A nacionalização lhe deu apoio interno. Ele não recebeu críticas dos governos vizinhos e voltou para casa com encaminhamentos práticos convenientes: a partir da semana que vem La Paz recebe delegações brasileiras e argentinas para discutir o reajuste do gás. "Era isso o que queríamos discutir, negociar, ouvir o outro ponto de vista e chegar a um acordo", afirma Nelson Cabrera.

Questionado se essa disposição para o diálogo não poderia ter dispensado a ocupação militar das refinarias ou um decreto unilateral envolvendo empresas que fazem grandes investimentos no país, Cabrera responde: "Essas foram decisões de um Estado soberano, tomadas por um governo eleito. O preço vamos discutir agora."

A conversa com os negociadores argentinos está marcada para segunda-feira. Conduzida pelo próprio Cabrera, será um encontro especialmente duro em função de um aspecto técnico: quando sua economia começou a derreter, o governo argentino convenceu as autoridades do governo de Carlos Mesa a aceitar um acordo que fixava o preço do gás por um preço solidário - categoria que provoca comentários mordazes em La Paz em função do abismo que marca os dois países, em qualquer conjuntura específica. Em função disso, os argentinos levam o gás boliviano com um desconto de 10%, diferença que pode desaparecer.

"Bolívia vive um novo momento e seus parceiros precisam estar preparados para isso", afirma Nelson Cabrera. "Não somos mais um país onde as transnacionais do petróleo fazem o que querem."

A verdade é que o decreto da nacionalização colocou a YPFB numa posição mais confortável para negociar - e defender o que o governo boliviano considera um preço justo. Até agora, o gás que era extraído da Bolívia pertencia à subsidiária boliviana da Petrobrás, que o revendia a estatal boliviana, que o entregava a Petrobrás brasileira. Com o decreto, a YPFB torna-se dona do gás, que é apenas extraído pela Petrobrás Bolívia. Isso permite que os bolivianos participem do jogo com mais força. "O que todos precisam compreender é que a Bolívia passará a jogar um papel determinante sobre sua principal riqueza", diz o vice-presidente. O calendário dos contratos em vigor pode auxiliar na conversa. Em junho termina uma temporada de 5 anos, prazo previsto pelas partes para avaliar os preços.

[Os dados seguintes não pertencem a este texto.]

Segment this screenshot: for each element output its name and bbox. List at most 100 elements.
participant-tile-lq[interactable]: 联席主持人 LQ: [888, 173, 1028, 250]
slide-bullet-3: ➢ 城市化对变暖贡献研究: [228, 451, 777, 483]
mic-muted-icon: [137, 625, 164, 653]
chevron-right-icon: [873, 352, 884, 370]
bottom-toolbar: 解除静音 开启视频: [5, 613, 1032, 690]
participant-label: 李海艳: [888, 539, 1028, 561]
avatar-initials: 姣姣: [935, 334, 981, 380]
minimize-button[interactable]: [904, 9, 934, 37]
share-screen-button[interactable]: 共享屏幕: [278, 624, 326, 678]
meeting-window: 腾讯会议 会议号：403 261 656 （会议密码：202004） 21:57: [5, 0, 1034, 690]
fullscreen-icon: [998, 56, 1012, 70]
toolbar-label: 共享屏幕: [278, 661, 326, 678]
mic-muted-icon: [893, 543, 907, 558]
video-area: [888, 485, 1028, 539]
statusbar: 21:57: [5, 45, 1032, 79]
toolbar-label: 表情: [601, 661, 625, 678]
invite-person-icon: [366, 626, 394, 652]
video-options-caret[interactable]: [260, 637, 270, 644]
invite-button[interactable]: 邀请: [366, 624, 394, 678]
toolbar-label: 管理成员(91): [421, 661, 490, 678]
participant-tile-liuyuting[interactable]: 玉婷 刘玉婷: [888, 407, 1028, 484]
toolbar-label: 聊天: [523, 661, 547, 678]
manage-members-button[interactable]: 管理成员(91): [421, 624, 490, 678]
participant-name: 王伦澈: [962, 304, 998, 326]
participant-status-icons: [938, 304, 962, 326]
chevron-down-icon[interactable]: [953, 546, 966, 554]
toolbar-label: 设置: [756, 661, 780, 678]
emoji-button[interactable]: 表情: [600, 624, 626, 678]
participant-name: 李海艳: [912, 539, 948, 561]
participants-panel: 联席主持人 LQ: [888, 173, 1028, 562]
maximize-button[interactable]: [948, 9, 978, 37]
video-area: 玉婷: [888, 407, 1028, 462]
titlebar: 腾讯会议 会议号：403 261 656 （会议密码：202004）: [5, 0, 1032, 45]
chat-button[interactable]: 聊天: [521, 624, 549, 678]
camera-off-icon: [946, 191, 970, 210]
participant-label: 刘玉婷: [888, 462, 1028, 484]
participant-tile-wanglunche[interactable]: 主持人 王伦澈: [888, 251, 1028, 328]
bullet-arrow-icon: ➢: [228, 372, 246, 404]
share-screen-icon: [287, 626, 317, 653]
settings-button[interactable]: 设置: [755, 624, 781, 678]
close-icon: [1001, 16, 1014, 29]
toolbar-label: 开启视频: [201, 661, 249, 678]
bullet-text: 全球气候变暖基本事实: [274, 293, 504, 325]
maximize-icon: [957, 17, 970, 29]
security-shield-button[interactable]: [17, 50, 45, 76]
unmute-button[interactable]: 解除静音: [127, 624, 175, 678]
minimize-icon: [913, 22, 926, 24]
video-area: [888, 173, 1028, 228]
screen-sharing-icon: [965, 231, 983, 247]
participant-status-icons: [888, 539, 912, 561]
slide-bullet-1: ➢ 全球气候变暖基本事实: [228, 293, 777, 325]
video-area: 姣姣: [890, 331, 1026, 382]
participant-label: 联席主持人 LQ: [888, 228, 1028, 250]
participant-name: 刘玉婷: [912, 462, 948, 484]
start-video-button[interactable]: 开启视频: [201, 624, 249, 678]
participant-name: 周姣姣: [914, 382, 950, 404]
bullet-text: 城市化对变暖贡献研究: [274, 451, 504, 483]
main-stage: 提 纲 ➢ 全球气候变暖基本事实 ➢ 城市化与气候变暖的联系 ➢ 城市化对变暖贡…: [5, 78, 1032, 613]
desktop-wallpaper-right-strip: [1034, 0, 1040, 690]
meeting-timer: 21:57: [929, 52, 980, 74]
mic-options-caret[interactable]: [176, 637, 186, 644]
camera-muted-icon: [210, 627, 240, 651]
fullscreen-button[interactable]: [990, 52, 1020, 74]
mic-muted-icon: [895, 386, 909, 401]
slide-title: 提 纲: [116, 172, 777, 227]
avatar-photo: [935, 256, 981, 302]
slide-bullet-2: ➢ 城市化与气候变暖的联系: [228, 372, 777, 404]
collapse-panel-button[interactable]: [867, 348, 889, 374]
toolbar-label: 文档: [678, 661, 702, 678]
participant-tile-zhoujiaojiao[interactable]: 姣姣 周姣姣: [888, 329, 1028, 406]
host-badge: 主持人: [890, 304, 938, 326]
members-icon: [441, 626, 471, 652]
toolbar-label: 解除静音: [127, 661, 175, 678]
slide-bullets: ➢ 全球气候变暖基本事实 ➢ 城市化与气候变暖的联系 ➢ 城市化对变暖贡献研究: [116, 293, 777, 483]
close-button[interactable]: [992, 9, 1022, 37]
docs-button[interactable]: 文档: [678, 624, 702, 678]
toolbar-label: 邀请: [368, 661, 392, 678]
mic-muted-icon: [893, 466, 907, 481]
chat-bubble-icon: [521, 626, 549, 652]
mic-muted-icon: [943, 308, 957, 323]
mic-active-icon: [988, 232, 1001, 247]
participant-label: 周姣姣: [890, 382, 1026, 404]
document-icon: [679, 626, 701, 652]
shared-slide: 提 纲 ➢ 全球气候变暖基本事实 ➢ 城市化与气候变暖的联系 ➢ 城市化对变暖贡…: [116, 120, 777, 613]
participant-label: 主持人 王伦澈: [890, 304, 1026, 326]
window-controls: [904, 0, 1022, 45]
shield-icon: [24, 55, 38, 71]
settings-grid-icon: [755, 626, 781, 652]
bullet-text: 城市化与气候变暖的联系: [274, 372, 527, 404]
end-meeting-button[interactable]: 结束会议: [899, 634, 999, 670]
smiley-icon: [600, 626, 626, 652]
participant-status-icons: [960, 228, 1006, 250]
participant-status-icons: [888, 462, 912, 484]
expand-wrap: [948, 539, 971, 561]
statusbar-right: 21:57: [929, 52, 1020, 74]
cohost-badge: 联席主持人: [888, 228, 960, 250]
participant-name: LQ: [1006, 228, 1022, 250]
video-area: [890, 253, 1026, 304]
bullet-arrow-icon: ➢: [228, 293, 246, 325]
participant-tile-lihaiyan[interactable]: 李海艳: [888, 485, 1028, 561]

Mesmo em alta pressão, as autoridades bolivianas sabem que o jogo tem limites. Da mesma forma que o Brasil precisa do gás para crescer - e meses atrás entregou um pedido para dobrar as importações nas próximas décadas - a Bolívia sabe que não tem um mercado tão próximo e tão grande para entregar sua mercadoria.

"Não haverá ruptura nem desabastecimento", afirma Luis Carlos Kinn, que vem aconselhando o governo de La Paz a formar sua estratégia. Para Nelson Cabrera, os dois países têm contrato até 2019 e ninguém vai quebrá-lo. "A multa não compensa para nenhuma das partes", afirma.